Diamond, The Untouchables, Dead Again, Phantom Thread

Garcia drew inspiration from photographers such as Fan Ho and Herman Leonard, along with the work of cinematographers Nestor Almendros, Conrad Hall and Gordon Willis, as well as Edward Hopper’s ‘Nighthawks’. And he made LA, a city he’d known since 1978 when he moved there as a young actor, a character in itself with iconic locations such as the Clifton Cafeteria, Angel’s Flight, Central Market and the now-closed Cole’s French Dip and Original Pantry Cage woven into the tale. And while the case at the heart of the story drives the narrative, it is the trauma that Joe lives with that provides the twists. No spoilers on the grief at the heart of the characterisation, but that case involves a murdered billionaire and his beautiful wife, Sharon Cobb, who is the assumed perp by LAPD detective led by Brendan Fraser. ‘When I was thinking about making the movie I wondered who am I going to make the movie with?’ Garcia says. ‘And then I saw this young lady in Phantom Thread, and I said, ‘I’m not making the movie without her’.’

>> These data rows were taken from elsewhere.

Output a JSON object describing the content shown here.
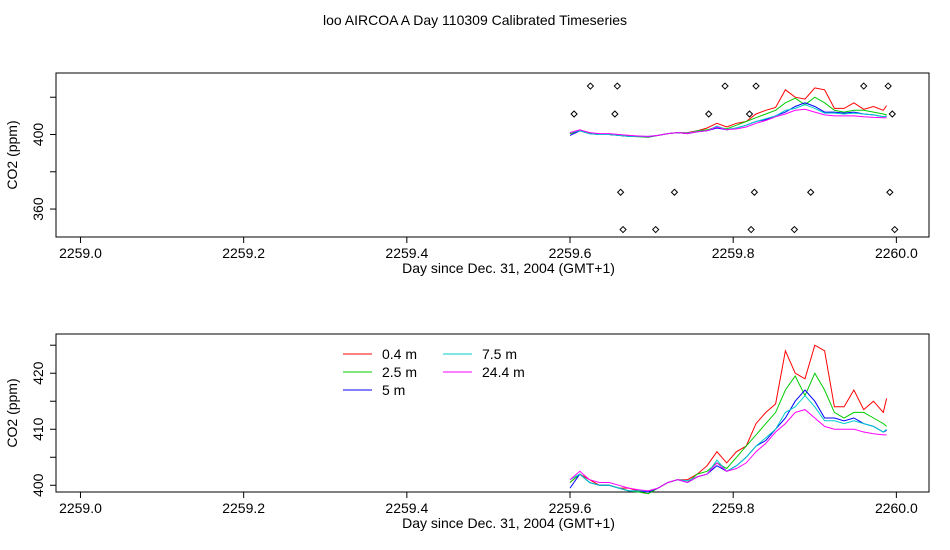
{
  "title": "loo AIRCOA A  Day 110309  Calibrated Timeseries",
  "chart_data": [
    {
      "type": "scatter",
      "xlabel": "Day since Dec. 31, 2004 (GMT+1)",
      "ylabel": "CO2 (ppm)",
      "xlim": [
        2258.97,
        2260.04
      ],
      "ylim": [
        345,
        433
      ],
      "xticks": [
        2259.0,
        2259.2,
        2259.4,
        2259.6,
        2259.8,
        2260.0
      ],
      "xtick_labels": [
        "2259.0",
        "2259.2",
        "2259.4",
        "2259.6",
        "2259.8",
        "2260.0"
      ],
      "yticks": [
        360,
        400
      ],
      "ytick_labels": [
        "360",
        "400"
      ],
      "yminor_ticks": [
        380,
        420
      ],
      "series": [
        {
          "color": "#ff0000",
          "x": [
            2259.6,
            2259.612,
            2259.624,
            2259.636,
            2259.648,
            2259.66,
            2259.672,
            2259.684,
            2259.696,
            2259.708,
            2259.72,
            2259.732,
            2259.744,
            2259.756,
            2259.768,
            2259.78,
            2259.792,
            2259.804,
            2259.816,
            2259.828,
            2259.84,
            2259.852,
            2259.864,
            2259.876,
            2259.888,
            2259.9,
            2259.912,
            2259.924,
            2259.936,
            2259.948,
            2259.96,
            2259.972,
            2259.984,
            2259.988
          ],
          "y": [
            400.5,
            402,
            401,
            400,
            400,
            399.5,
            399.5,
            399,
            398.8,
            399.5,
            400.5,
            401,
            401,
            402,
            403.5,
            406,
            404,
            406,
            407,
            411,
            413,
            414.5,
            424,
            420,
            419,
            425,
            424,
            414,
            414,
            417,
            413.5,
            415,
            413,
            415.5
          ]
        },
        {
          "color": "#00cc00",
          "x": [
            2259.6,
            2259.612,
            2259.624,
            2259.636,
            2259.648,
            2259.66,
            2259.672,
            2259.684,
            2259.696,
            2259.708,
            2259.72,
            2259.732,
            2259.744,
            2259.756,
            2259.768,
            2259.78,
            2259.792,
            2259.804,
            2259.816,
            2259.828,
            2259.84,
            2259.852,
            2259.864,
            2259.876,
            2259.888,
            2259.9,
            2259.912,
            2259.924,
            2259.936,
            2259.948,
            2259.96,
            2259.972,
            2259.984,
            2259.988
          ],
          "y": [
            400.5,
            402,
            400.5,
            400,
            400,
            399.5,
            399,
            398.8,
            398.5,
            399.5,
            400.5,
            401,
            400.5,
            402,
            402.5,
            404,
            403,
            405,
            407,
            409,
            411,
            413,
            417,
            419.5,
            416,
            420,
            417,
            413,
            412,
            413,
            413,
            412,
            411,
            410.5
          ]
        },
        {
          "color": "#0000ff",
          "x": [
            2259.6,
            2259.612,
            2259.624,
            2259.636,
            2259.648,
            2259.66,
            2259.672,
            2259.684,
            2259.696,
            2259.708,
            2259.72,
            2259.732,
            2259.744,
            2259.756,
            2259.768,
            2259.78,
            2259.792,
            2259.804,
            2259.816,
            2259.828,
            2259.84,
            2259.852,
            2259.864,
            2259.876,
            2259.888,
            2259.9,
            2259.912,
            2259.924,
            2259.936,
            2259.948,
            2259.96,
            2259.972,
            2259.984,
            2259.988
          ],
          "y": [
            399.5,
            402,
            400.5,
            400,
            400,
            399.5,
            399,
            399,
            398.8,
            399.5,
            400.5,
            401,
            400.5,
            401.5,
            402,
            403.5,
            402.5,
            403.5,
            405,
            407,
            408,
            410,
            412,
            415,
            417,
            415,
            412,
            412,
            411.5,
            412,
            411,
            410.5,
            409.5,
            409.8
          ]
        },
        {
          "color": "#00cccc",
          "x": [
            2259.6,
            2259.612,
            2259.624,
            2259.636,
            2259.648,
            2259.66,
            2259.672,
            2259.684,
            2259.696,
            2259.708,
            2259.72,
            2259.732,
            2259.744,
            2259.756,
            2259.768,
            2259.78,
            2259.792,
            2259.804,
            2259.816,
            2259.828,
            2259.84,
            2259.852,
            2259.864,
            2259.876,
            2259.888,
            2259.9,
            2259.912,
            2259.924,
            2259.936,
            2259.948,
            2259.96,
            2259.972,
            2259.984,
            2259.988
          ],
          "y": [
            401,
            402,
            400.5,
            400,
            400,
            399.5,
            399,
            399,
            399,
            399.5,
            400.5,
            401,
            400.8,
            401.5,
            402,
            404.5,
            402.5,
            403.5,
            405,
            407,
            408.5,
            410,
            413,
            414,
            416,
            414,
            411.5,
            411.5,
            411,
            411.5,
            411,
            410.5,
            409.5,
            410
          ]
        },
        {
          "color": "#ff00ff",
          "x": [
            2259.6,
            2259.612,
            2259.624,
            2259.636,
            2259.648,
            2259.66,
            2259.672,
            2259.684,
            2259.696,
            2259.708,
            2259.72,
            2259.732,
            2259.744,
            2259.756,
            2259.768,
            2259.78,
            2259.792,
            2259.804,
            2259.816,
            2259.828,
            2259.84,
            2259.852,
            2259.864,
            2259.876,
            2259.888,
            2259.9,
            2259.912,
            2259.924,
            2259.936,
            2259.948,
            2259.96,
            2259.972,
            2259.984,
            2259.988
          ],
          "y": [
            401,
            402.5,
            401,
            400.5,
            400.5,
            400,
            399.5,
            399.2,
            399,
            399.5,
            400.5,
            401,
            400.5,
            401.5,
            402,
            404,
            402.5,
            403,
            404,
            406,
            407.5,
            409.5,
            411,
            413,
            413.5,
            412,
            410.5,
            410,
            410,
            410,
            409.5,
            409.2,
            409,
            409
          ]
        }
      ],
      "markers": {
        "x": [
          2259.605,
          2259.655,
          2259.77,
          2259.82,
          2259.995,
          2259.625,
          2259.658,
          2259.79,
          2259.828,
          2259.96,
          2259.99,
          2259.662,
          2259.728,
          2259.826,
          2259.895,
          2259.992,
          2259.665,
          2259.705,
          2259.822,
          2259.875,
          2259.998
        ],
        "y": [
          411,
          411,
          411,
          411,
          411,
          426,
          426,
          426,
          426,
          426,
          426,
          369,
          369,
          369,
          369,
          369,
          349,
          349,
          349,
          349,
          349
        ]
      },
      "grid": false,
      "legend": "none"
    },
    {
      "type": "line",
      "xlabel": "Day since Dec. 31, 2004 (GMT+1)",
      "ylabel": "CO2 (ppm)",
      "xlim": [
        2258.97,
        2260.04
      ],
      "ylim": [
        398.8,
        427
      ],
      "xticks": [
        2259.0,
        2259.2,
        2259.4,
        2259.6,
        2259.8,
        2260.0
      ],
      "xtick_labels": [
        "2259.0",
        "2259.2",
        "2259.4",
        "2259.6",
        "2259.8",
        "2260.0"
      ],
      "yticks": [
        400,
        410,
        420
      ],
      "ytick_labels": [
        "400",
        "410",
        "420"
      ],
      "yminor_ticks": [
        405,
        415,
        425
      ],
      "series": [
        {
          "name": "0.4 m",
          "color": "#ff0000",
          "x": [
            2259.6,
            2259.612,
            2259.624,
            2259.636,
            2259.648,
            2259.66,
            2259.672,
            2259.684,
            2259.696,
            2259.708,
            2259.72,
            2259.732,
            2259.744,
            2259.756,
            2259.768,
            2259.78,
            2259.792,
            2259.804,
            2259.816,
            2259.828,
            2259.84,
            2259.852,
            2259.864,
            2259.876,
            2259.888,
            2259.9,
            2259.912,
            2259.924,
            2259.936,
            2259.948,
            2259.96,
            2259.972,
            2259.984,
            2259.988
          ],
          "y": [
            400.5,
            402,
            401,
            400,
            400,
            399.5,
            399.5,
            399,
            398.8,
            399.5,
            400.5,
            401,
            401,
            402,
            403.5,
            406,
            404,
            406,
            407,
            411,
            413,
            414.5,
            424,
            420,
            419,
            425,
            424,
            414,
            414,
            417,
            413.5,
            415,
            413,
            415.5
          ]
        },
        {
          "name": "2.5 m",
          "color": "#00cc00",
          "x": [
            2259.6,
            2259.612,
            2259.624,
            2259.636,
            2259.648,
            2259.66,
            2259.672,
            2259.684,
            2259.696,
            2259.708,
            2259.72,
            2259.732,
            2259.744,
            2259.756,
            2259.768,
            2259.78,
            2259.792,
            2259.804,
            2259.816,
            2259.828,
            2259.84,
            2259.852,
            2259.864,
            2259.876,
            2259.888,
            2259.9,
            2259.912,
            2259.924,
            2259.936,
            2259.948,
            2259.96,
            2259.972,
            2259.984,
            2259.988
          ],
          "y": [
            400.5,
            402,
            400.5,
            400,
            400,
            399.5,
            399,
            398.8,
            398.5,
            399.5,
            400.5,
            401,
            400.5,
            402,
            402.5,
            404,
            403,
            405,
            407,
            409,
            411,
            413,
            417,
            419.5,
            416,
            420,
            417,
            413,
            412,
            413,
            413,
            412,
            411,
            410.5
          ]
        },
        {
          "name": "5 m",
          "color": "#0000ff",
          "x": [
            2259.6,
            2259.612,
            2259.624,
            2259.636,
            2259.648,
            2259.66,
            2259.672,
            2259.684,
            2259.696,
            2259.708,
            2259.72,
            2259.732,
            2259.744,
            2259.756,
            2259.768,
            2259.78,
            2259.792,
            2259.804,
            2259.816,
            2259.828,
            2259.84,
            2259.852,
            2259.864,
            2259.876,
            2259.888,
            2259.9,
            2259.912,
            2259.924,
            2259.936,
            2259.948,
            2259.96,
            2259.972,
            2259.984,
            2259.988
          ],
          "y": [
            399.5,
            402,
            400.5,
            400,
            400,
            399.5,
            399,
            399,
            398.8,
            399.5,
            400.5,
            401,
            400.5,
            401.5,
            402,
            403.5,
            402.5,
            403.5,
            405,
            407,
            408,
            410,
            412,
            415,
            417,
            415,
            412,
            412,
            411.5,
            412,
            411,
            410.5,
            409.5,
            409.8
          ]
        },
        {
          "name": "7.5 m",
          "color": "#00cccc",
          "x": [
            2259.6,
            2259.612,
            2259.624,
            2259.636,
            2259.648,
            2259.66,
            2259.672,
            2259.684,
            2259.696,
            2259.708,
            2259.72,
            2259.732,
            2259.744,
            2259.756,
            2259.768,
            2259.78,
            2259.792,
            2259.804,
            2259.816,
            2259.828,
            2259.84,
            2259.852,
            2259.864,
            2259.876,
            2259.888,
            2259.9,
            2259.912,
            2259.924,
            2259.936,
            2259.948,
            2259.96,
            2259.972,
            2259.984,
            2259.988
          ],
          "y": [
            401,
            402,
            400.5,
            400,
            400,
            399.5,
            399,
            399,
            399,
            399.5,
            400.5,
            401,
            400.8,
            401.5,
            402,
            404.5,
            402.5,
            403.5,
            405,
            407,
            408.5,
            410,
            413,
            414,
            416,
            414,
            411.5,
            411.5,
            411,
            411.5,
            411,
            410.5,
            409.5,
            410
          ]
        },
        {
          "name": "24.4 m",
          "color": "#ff00ff",
          "x": [
            2259.6,
            2259.612,
            2259.624,
            2259.636,
            2259.648,
            2259.66,
            2259.672,
            2259.684,
            2259.696,
            2259.708,
            2259.72,
            2259.732,
            2259.744,
            2259.756,
            2259.768,
            2259.78,
            2259.792,
            2259.804,
            2259.816,
            2259.828,
            2259.84,
            2259.852,
            2259.864,
            2259.876,
            2259.888,
            2259.9,
            2259.912,
            2259.924,
            2259.936,
            2259.948,
            2259.96,
            2259.972,
            2259.984,
            2259.988
          ],
          "y": [
            401,
            402.5,
            401,
            400.5,
            400.5,
            400,
            399.5,
            399.2,
            399,
            399.5,
            400.5,
            401,
            400.5,
            401.5,
            402,
            404,
            402.5,
            403,
            404,
            406,
            407.5,
            409.5,
            411,
            413,
            413.5,
            412,
            410.5,
            410,
            410,
            410,
            409.5,
            409.2,
            409,
            409
          ]
        }
      ],
      "grid": false,
      "legend": "top-center"
    }
  ]
}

Tapping Vicky Krieps as Sharon, Bill Murray as Joe’s barkeep manager, Danny Huston as an oily lawyer, Rosemary DeWitt as a mysterious romantic prospect and Dustin Hoffman as a joke-cracking, noodle-slurping pathologist, Garcia scraped independent financing together (‘I could never get any support from traditional studios or streamers’) to make his movie in 25 days over 40 locations and 59 sets. As if he didn’t already have enough to do, he also co-wrote the music with jazz legend Arturo Sandoval, and personally performed the Diamond theme. Though it’s period specific and loaded with noir touches and muted trumpets, Diamond is still very much its own thing, says Garcia. ‘It was very important not to fall into the trap – all of us – of ‘this is film noir, and we’re going to smoke the cigarette, and am I a villain or will I be a gentleman or whatever?’ There has to be a true humanity.’ As an actor/director he felt at ease giving his cast what he calls ‘a sacred place for us to play’. ‘Once I know what the composition is, I don’t need to go back to the monitor and interrupt our flow, and say, ‘Let me look at that take, and see how you’re doing’. I’ve worked in movies, even with actors that aren’t directing, who do a take, and then they get up and look at the take. When the actor comes back I go, ‘hey, it’s me and you here. It’s not about what you see in yourself. You’re breaking the energy of what we’re doing here’.  It’s an insecurity. It’s very important that we’re going to discover this thing moment to moment, take to take. It needs to be alive.’

Diamond, The Untouchables, Dead Again, Phantom Thread

A recurring theme in the film is Joe’s dismissal of social media, despite being an urban legend on it – with people he encounters during his investigation understanding him through the lens of TikTok and wanting selfies. ‘The social media world, that whole thing – somehow, it does tank your life,’ Garcia muses. ‘It’s the death of tranquillity in a way. You have to make a choice. Do you abandon it all together, or use it in a constructive way to promote a piece of work? People are starting to make movies to watch on their iPhones. Things have to happen in the first three minutes of the story, or else people will turn it off. But this movie was definitely designed for a big screen.’